I’ll give him (Perry) credit for supporting universal vaccinations for cervical cancer for females in Texas. I only wish he was even a little bit more supportive of women in our State than that. And, I suppose, he deserves credit as providing the scapegoat vehicle by which to expand on the topic of abortion in this, my second post on the subject.

But, most of all, I am glad Rick Perry is not going to run again for governor of Texas.  Let us hope this portends a growing recognition of him as a rotten egg.

 

All of this is but my opinion, nothing more and nothing less, as well argued as I hope it is. But transcendent of my opinion is what makes its expression possible — my individual freedom of speech, freedom of thought, and freedom of choice — the rights with which we all should be blessed, including expectant mothers, no matter in what State we live.

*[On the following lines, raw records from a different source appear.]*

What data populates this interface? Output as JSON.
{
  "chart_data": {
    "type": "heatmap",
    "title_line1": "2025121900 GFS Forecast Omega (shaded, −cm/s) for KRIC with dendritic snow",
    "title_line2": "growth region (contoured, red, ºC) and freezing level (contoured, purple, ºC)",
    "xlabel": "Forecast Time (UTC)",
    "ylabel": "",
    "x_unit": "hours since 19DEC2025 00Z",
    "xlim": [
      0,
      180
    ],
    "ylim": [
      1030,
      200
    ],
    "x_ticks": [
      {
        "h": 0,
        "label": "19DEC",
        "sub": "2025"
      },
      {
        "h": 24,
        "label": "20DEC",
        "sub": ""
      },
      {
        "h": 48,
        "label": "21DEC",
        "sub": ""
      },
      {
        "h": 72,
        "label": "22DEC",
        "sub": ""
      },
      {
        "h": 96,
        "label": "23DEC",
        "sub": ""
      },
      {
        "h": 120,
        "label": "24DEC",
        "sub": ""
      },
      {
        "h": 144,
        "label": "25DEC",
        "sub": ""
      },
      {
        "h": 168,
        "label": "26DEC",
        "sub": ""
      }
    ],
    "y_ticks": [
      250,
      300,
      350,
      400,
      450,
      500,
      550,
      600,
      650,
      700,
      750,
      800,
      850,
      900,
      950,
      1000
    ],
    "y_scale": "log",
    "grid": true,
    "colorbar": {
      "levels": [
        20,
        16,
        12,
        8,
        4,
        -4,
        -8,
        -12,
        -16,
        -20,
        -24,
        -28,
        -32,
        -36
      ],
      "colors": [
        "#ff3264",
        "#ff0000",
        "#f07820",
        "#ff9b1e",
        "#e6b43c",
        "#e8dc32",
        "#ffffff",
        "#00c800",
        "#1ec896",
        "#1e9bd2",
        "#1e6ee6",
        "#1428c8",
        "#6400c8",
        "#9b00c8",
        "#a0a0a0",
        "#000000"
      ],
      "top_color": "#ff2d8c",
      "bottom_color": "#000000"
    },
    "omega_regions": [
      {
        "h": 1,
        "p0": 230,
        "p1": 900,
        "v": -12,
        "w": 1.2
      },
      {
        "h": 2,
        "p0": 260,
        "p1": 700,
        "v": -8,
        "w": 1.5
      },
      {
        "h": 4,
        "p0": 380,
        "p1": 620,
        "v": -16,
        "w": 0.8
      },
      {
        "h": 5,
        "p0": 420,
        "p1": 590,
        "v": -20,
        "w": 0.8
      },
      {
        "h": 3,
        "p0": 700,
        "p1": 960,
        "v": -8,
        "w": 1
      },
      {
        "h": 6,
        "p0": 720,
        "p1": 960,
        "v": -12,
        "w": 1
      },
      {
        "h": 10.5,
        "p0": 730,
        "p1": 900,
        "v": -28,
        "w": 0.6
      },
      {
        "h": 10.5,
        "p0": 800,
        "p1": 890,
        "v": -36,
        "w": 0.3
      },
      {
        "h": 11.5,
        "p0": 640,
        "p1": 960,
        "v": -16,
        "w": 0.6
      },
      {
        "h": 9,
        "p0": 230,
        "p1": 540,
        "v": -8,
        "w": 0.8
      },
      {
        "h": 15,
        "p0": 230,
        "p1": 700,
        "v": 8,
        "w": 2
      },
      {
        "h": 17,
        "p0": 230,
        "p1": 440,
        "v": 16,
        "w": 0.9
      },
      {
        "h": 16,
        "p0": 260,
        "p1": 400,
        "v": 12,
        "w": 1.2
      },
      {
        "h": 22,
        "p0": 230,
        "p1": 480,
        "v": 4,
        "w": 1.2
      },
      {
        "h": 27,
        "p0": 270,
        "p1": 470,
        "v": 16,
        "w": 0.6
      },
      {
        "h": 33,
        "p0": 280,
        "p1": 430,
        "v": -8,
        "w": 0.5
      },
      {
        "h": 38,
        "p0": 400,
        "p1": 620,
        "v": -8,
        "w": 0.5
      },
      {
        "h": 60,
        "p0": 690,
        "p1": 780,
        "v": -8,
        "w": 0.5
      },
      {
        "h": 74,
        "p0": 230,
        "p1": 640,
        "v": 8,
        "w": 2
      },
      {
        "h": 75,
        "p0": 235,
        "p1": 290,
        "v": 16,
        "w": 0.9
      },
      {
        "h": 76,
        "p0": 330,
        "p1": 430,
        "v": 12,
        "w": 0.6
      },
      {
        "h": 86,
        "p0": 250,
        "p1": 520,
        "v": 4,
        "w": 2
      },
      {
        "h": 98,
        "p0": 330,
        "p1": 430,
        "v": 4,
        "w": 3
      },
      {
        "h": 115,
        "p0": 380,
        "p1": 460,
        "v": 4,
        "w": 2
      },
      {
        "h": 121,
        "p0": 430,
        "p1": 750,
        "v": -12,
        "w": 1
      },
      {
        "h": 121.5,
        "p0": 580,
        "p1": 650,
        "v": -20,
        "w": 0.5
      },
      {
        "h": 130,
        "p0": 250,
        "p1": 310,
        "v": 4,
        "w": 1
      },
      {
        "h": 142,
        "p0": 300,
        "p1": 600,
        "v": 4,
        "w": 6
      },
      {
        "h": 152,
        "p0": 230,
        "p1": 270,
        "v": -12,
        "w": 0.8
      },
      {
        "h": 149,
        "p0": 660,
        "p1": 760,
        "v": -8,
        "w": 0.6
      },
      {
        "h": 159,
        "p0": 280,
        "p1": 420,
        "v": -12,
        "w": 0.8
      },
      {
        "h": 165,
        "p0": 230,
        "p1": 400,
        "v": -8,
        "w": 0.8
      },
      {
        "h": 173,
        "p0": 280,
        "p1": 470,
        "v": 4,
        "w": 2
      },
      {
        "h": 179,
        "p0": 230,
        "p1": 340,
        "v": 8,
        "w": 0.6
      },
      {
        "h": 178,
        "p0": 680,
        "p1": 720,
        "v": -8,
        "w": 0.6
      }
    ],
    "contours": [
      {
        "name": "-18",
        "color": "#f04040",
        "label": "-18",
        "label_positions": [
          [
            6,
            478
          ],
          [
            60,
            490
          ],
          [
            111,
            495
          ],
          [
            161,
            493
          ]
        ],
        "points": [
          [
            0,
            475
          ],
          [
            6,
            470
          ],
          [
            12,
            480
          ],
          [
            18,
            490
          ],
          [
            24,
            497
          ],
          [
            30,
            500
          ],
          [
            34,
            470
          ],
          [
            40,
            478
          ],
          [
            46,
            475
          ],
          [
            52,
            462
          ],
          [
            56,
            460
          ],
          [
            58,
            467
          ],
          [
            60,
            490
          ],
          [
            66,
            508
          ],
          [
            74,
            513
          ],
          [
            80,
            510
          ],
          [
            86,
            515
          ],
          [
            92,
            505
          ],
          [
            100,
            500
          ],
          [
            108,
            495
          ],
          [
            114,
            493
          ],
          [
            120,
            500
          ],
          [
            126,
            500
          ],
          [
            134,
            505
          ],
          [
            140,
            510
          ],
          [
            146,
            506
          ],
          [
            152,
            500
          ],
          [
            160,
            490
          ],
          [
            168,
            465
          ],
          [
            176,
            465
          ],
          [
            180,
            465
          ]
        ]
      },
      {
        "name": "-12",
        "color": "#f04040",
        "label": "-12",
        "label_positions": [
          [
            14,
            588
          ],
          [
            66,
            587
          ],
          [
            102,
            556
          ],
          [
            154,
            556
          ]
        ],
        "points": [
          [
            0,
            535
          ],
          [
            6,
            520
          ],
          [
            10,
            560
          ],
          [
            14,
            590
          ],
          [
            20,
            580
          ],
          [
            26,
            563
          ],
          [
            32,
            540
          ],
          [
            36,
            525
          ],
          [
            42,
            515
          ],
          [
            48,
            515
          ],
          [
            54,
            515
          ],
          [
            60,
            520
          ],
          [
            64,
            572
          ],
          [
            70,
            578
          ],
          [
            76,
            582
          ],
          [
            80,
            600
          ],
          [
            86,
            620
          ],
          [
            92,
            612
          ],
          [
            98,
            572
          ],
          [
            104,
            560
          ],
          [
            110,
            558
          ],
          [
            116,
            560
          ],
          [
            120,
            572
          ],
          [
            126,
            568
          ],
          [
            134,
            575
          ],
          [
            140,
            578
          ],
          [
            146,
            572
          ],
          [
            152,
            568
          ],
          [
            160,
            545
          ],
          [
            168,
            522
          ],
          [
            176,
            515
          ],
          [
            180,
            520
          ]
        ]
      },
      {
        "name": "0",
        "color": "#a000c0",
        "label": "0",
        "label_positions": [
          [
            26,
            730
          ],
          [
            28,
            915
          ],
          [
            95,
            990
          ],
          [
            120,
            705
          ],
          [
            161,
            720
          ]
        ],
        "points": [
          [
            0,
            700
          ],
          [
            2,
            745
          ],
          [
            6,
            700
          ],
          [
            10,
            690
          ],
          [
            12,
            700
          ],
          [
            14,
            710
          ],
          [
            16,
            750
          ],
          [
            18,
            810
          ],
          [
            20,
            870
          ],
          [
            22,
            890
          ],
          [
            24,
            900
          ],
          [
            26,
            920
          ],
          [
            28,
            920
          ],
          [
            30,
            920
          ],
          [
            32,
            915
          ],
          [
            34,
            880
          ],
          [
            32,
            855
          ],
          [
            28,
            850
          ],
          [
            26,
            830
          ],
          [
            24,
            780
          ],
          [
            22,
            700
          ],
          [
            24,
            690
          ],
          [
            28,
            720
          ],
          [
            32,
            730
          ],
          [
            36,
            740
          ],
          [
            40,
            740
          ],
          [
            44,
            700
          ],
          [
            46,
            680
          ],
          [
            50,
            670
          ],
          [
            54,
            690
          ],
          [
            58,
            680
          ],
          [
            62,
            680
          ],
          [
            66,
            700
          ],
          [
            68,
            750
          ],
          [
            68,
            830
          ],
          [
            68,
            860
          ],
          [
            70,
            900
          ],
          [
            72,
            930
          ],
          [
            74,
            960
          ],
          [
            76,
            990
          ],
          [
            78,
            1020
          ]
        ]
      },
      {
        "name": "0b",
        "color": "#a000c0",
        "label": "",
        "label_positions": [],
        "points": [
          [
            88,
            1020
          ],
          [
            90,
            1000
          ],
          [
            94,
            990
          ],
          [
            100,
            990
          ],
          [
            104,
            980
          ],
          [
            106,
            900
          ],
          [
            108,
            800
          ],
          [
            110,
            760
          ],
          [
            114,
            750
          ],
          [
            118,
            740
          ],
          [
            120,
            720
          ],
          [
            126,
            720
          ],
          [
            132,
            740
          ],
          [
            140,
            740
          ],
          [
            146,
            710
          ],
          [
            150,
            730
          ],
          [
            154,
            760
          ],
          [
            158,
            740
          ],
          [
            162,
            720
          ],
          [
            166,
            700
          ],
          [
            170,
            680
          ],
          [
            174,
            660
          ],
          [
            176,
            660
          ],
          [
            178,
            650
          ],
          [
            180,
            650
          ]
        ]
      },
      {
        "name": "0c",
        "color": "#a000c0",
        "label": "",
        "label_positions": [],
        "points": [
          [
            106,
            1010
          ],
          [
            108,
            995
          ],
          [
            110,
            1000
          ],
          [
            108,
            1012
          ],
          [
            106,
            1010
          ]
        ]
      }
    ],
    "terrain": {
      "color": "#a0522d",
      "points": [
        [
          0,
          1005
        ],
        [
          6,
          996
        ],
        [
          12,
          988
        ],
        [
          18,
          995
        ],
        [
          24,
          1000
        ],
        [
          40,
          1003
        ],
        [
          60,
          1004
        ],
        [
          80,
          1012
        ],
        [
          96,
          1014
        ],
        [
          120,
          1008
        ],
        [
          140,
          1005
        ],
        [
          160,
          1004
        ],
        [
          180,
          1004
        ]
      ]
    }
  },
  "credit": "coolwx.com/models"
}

Look at what the pro-lifers in Texas want to achieve. I hope you are, like so many others I know and myself, appalled and disgusted at this cowardly, calloused, and crushing attempt to destroy in a Nazi-like fashion human freedom, dignity, and health in our great State. The pro-life stance is unilateral, unthinking, and uncaring. The pro-choice stance is universal, respectful, and humane. The obvious “no-brainer” difference in the two stances is as blatant as the difference between Texas Gov. Rick Perry and Texas State Senator Wendy Davis, between a stinky bad egg and a good egg for use in the house.